Conforme Mariolino Brito, o corpo do infrator foi achado na margem esquerda do Rio Manacapuru, em frente à Ilha da Paciência. Até o momento o homem continua sem identificação. Genelson tinha 46 anos e completaria, no próximo mês de dezembro, vinte anos de dedicação à instituição. Rubenicio tinha 59 anos. Eles morreram alvejados na noite da última terça-feira, dia 25, por volta das 18h, durante uma troca de tiros dentro de uma embarcação, em frente à Ilha da Paciência.

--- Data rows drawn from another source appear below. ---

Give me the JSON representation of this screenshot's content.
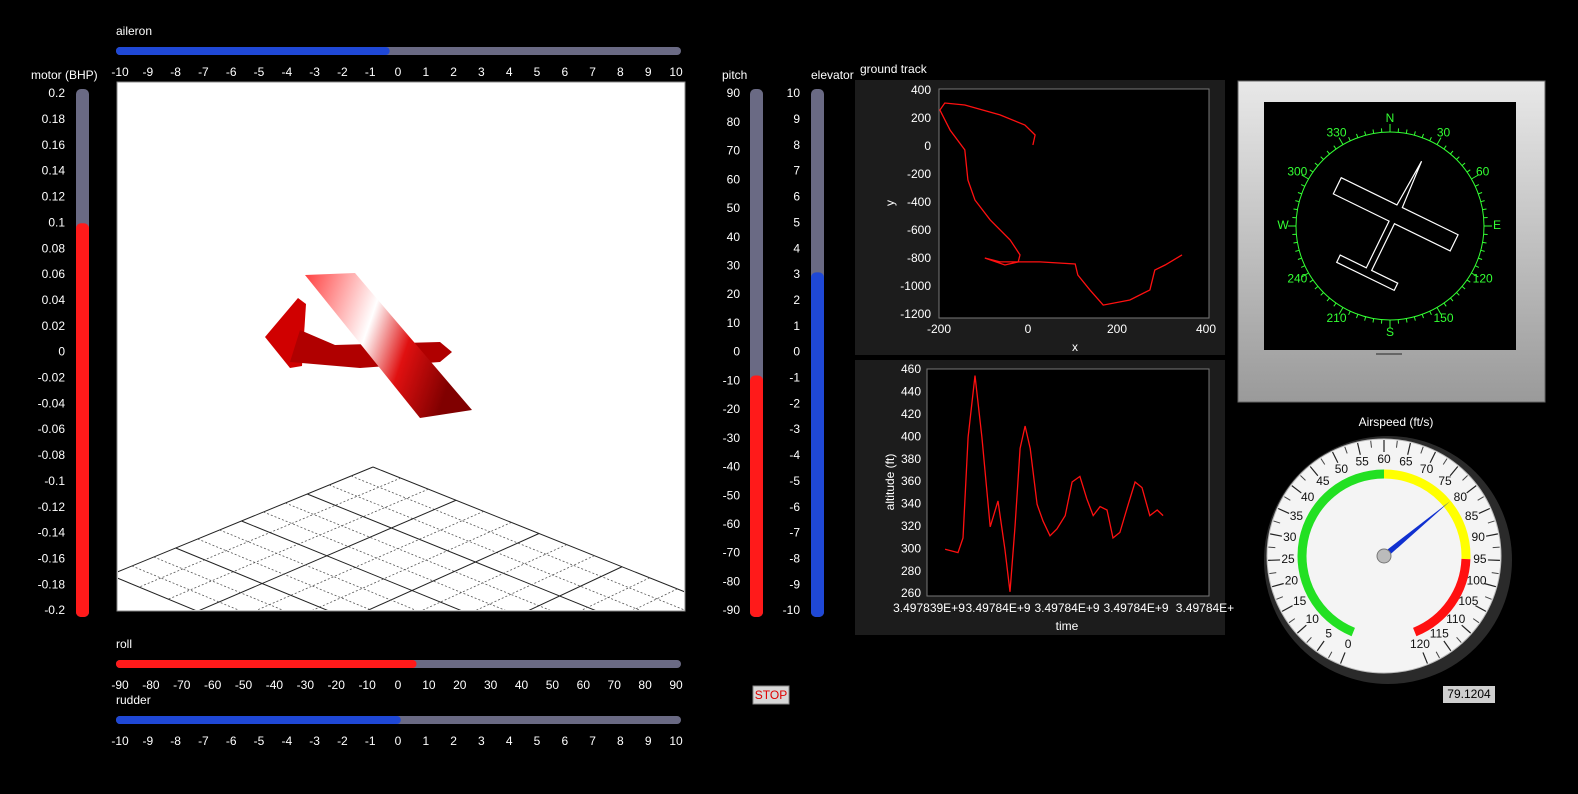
{
  "aileron": {
    "label": "aileron",
    "value": -0.3,
    "color": "#1f48d6",
    "lim": [
      -10,
      10
    ],
    "ticks": [
      -10,
      -9,
      -8,
      -7,
      -6,
      -5,
      -4,
      -3,
      -2,
      -1,
      0,
      1,
      2,
      3,
      4,
      5,
      6,
      7,
      8,
      9,
      10
    ]
  },
  "motor": {
    "label": "motor (BHP)",
    "value": 0.1,
    "color": "#ff1a1a",
    "lim": [
      -0.2,
      0.2
    ],
    "ticks": [
      0.2,
      0.18,
      0.16,
      0.14,
      0.12,
      0.1,
      0.08,
      0.06,
      0.04,
      0.02,
      0,
      -0.02,
      -0.04,
      -0.06,
      -0.08,
      -0.1,
      -0.12,
      -0.14,
      -0.16,
      -0.18,
      -0.2
    ]
  },
  "pitch": {
    "label": "pitch",
    "value": -8,
    "color": "#ff1a1a",
    "lim": [
      -90,
      90
    ],
    "ticks": [
      90,
      80,
      70,
      60,
      50,
      40,
      30,
      20,
      10,
      0,
      -10,
      -20,
      -30,
      -40,
      -50,
      -60,
      -70,
      -80,
      -90
    ]
  },
  "elevator": {
    "label": "elevator",
    "value": 3.1,
    "color": "#1f48d6",
    "lim": [
      -10,
      10
    ],
    "ticks": [
      10,
      9,
      8,
      7,
      6,
      5,
      4,
      3,
      2,
      1,
      0,
      -1,
      -2,
      -3,
      -4,
      -5,
      -6,
      -7,
      -8,
      -9,
      -10
    ]
  },
  "roll": {
    "label": "roll",
    "value": 6,
    "color": "#ff1a1a",
    "lim": [
      -90,
      90
    ],
    "ticks": [
      -90,
      -80,
      -70,
      -60,
      -50,
      -40,
      -30,
      -20,
      -10,
      0,
      10,
      20,
      30,
      40,
      50,
      60,
      70,
      80,
      90
    ]
  },
  "rudder": {
    "label": "rudder",
    "value": 0.1,
    "color": "#1f48d6",
    "lim": [
      -10,
      10
    ],
    "ticks": [
      -10,
      -9,
      -8,
      -7,
      -6,
      -5,
      -4,
      -3,
      -2,
      -1,
      0,
      1,
      2,
      3,
      4,
      5,
      6,
      7,
      8,
      9,
      10
    ]
  },
  "stop_button": "STOP",
  "ground_track": {
    "type": "line",
    "title": "ground track",
    "x_label": "x",
    "y_label": "y",
    "x": [
      11,
      16,
      -7,
      -63,
      -142,
      -187,
      -198,
      -175,
      -142,
      -135,
      -119,
      -85,
      -40,
      -18,
      -22,
      -52,
      -97,
      -63,
      27,
      106,
      112,
      139,
      169,
      229,
      274,
      285,
      308,
      346
    ],
    "series": [
      {
        "color": "#ff1010",
        "values": [
          14,
          86,
          157,
          229,
          300,
          314,
          264,
          121,
          -21,
          -236,
          -379,
          -521,
          -664,
          -771,
          -821,
          -843,
          -793,
          -821,
          -821,
          -836,
          -914,
          -1021,
          -1129,
          -1093,
          -1021,
          -879,
          -843,
          -771
        ]
      }
    ],
    "xlim": [
      -200,
      400
    ],
    "ylim": [
      -1200,
      400
    ],
    "xticks": [
      -200,
      0,
      200,
      400
    ],
    "yticks": [
      400,
      200,
      0,
      -200,
      -400,
      -600,
      -800,
      -1000,
      -1200
    ]
  },
  "altitude": {
    "type": "line",
    "x_label": "time",
    "y_label": "altitude (ft)",
    "x": [
      3497839435,
      3497839463,
      3497839474,
      3497839485,
      3497839500,
      3497839515,
      3497839533,
      3497839550,
      3497839565,
      3497839576,
      3497839587,
      3497839598,
      3497839609,
      3497839620,
      3497839635,
      3497839648,
      3497839663,
      3497839678,
      3497839696,
      3497839711,
      3497839728,
      3497839743,
      3497839757,
      3497839772,
      3497839787,
      3497839800,
      3497839815,
      3497839833,
      3497839848,
      3497839863,
      3497839880,
      3497839896,
      3497839909
    ],
    "series": [
      {
        "color": "#ff1010",
        "values": [
          300,
          297,
          310,
          400,
          455,
          400,
          320,
          343,
          300,
          262,
          320,
          390,
          410,
          390,
          340,
          325,
          312,
          318,
          330,
          360,
          365,
          345,
          330,
          338,
          335,
          310,
          315,
          340,
          360,
          355,
          330,
          335,
          330
        ]
      }
    ],
    "xlim": [
      3497839400,
      3497840000
    ],
    "ylim": [
      260,
      460
    ],
    "xticks": [
      {
        "value": 3497839400,
        "label": "3.497839E+9"
      },
      {
        "value": 3497839550,
        "label": "3.49784E+9"
      },
      {
        "value": 3497839700,
        "label": "3.49784E+9"
      },
      {
        "value": 3497839850,
        "label": "3.49784E+9"
      },
      {
        "value": 3497840000,
        "label": "3.49784E+"
      }
    ],
    "yticks": [
      460,
      440,
      420,
      400,
      380,
      360,
      340,
      320,
      300,
      280,
      260
    ]
  },
  "compass": {
    "heading": 26,
    "labels": [
      "N",
      "30",
      "60",
      "E",
      "120",
      "150",
      "S",
      "210",
      "240",
      "W",
      "300",
      "330"
    ],
    "color": "#33ff33"
  },
  "airspeed": {
    "title": "Airspeed (ft/s)",
    "value": 79.1204,
    "lim": [
      0,
      120
    ],
    "ticks": [
      0,
      5,
      10,
      15,
      20,
      25,
      30,
      35,
      40,
      45,
      50,
      55,
      60,
      65,
      70,
      75,
      80,
      85,
      90,
      95,
      100,
      105,
      110,
      115,
      120
    ],
    "zones": [
      {
        "from": 0,
        "to": 60,
        "color": "#22e022"
      },
      {
        "from": 60,
        "to": 95,
        "color": "#ffff00"
      },
      {
        "from": 95,
        "to": 120,
        "color": "#ff1010"
      }
    ]
  }
}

“Desde que aconteceu essa fatalidade vim acompanhar as investigações de perto e, durante caminhada, confirmamos o local onde ocorreu o tiroteio e encontramos o corpo de um dos infratores envolvidos nos crimes. Um segundo indivíduo, supostamente envolvido nos homicídios dos policiais, continua sendo procurado pelas equipes do DPI, 31ª Delegacia Interativa de Polícia (DIP) de Iranduba, Departamento de Investigação sobre Narcóticos (Denarc), Departamento de Repressão ao Crime Organizado (DRCO) e Grupo Força Especial de Resgate e Assalto (Fera) da Polícia Civil do Amazonas”, argumentou Mariolino Brito.

Entenda o caso

Segundo o titular da 31ª DIP, Ricardo Homero, Genelson teria recebido, no final da tarde da última terça-feira, dia 25, uma denúncia anônima informando o transporte de entorpecentes no local e saiu para averiguar a delação. Ele teria solicitado o apoio de ribeirinhos do lugar durante o atendimento da ocorrência. Ricardo Homero lamenta profundamente a morte do colega, a quem ele se referiu como um policial bastante dedicado.

“Terça-feira à noite, por volta das 22h, recebemos a informação, pelo representante da Polícia Militar de Iranduba, sobre a apreensão de entorpecentes no lugar e a morte de duas pessoas. Até então não sabíamos que eram policiais. Os corpos das vítimas estavam em uma embarcação do tipo voadeira. Dentro da embarcação foram encontrados 100 tabletes de entorpecentes com aspecto de maconha do tipo skunk, uma metralhadora da Polícia Civil e projéteis de armamento ponto 40 e 380 milímetros. Não sabemos precisar a quantidade de tiros que eles levaram”, esclareceu o delegado.

Ricardo Homero informou que uma testemunha do caso, que já prestou depoimento na delegacia, teria presenciado a troca de tiros entre os policiais e os responsáveis pelo carregamento ilícito. Essa pessoa teria repassado informações que estão contribuindo significativamente para o andamento dos trabalhos investigativos. O enterro de Genelson ocorreu na manhã desta quinta-feira, dia 27, no Cemitério São Geraldo, localizado na Rua Valpes, s/nº, bairro Alto, em Iranduba.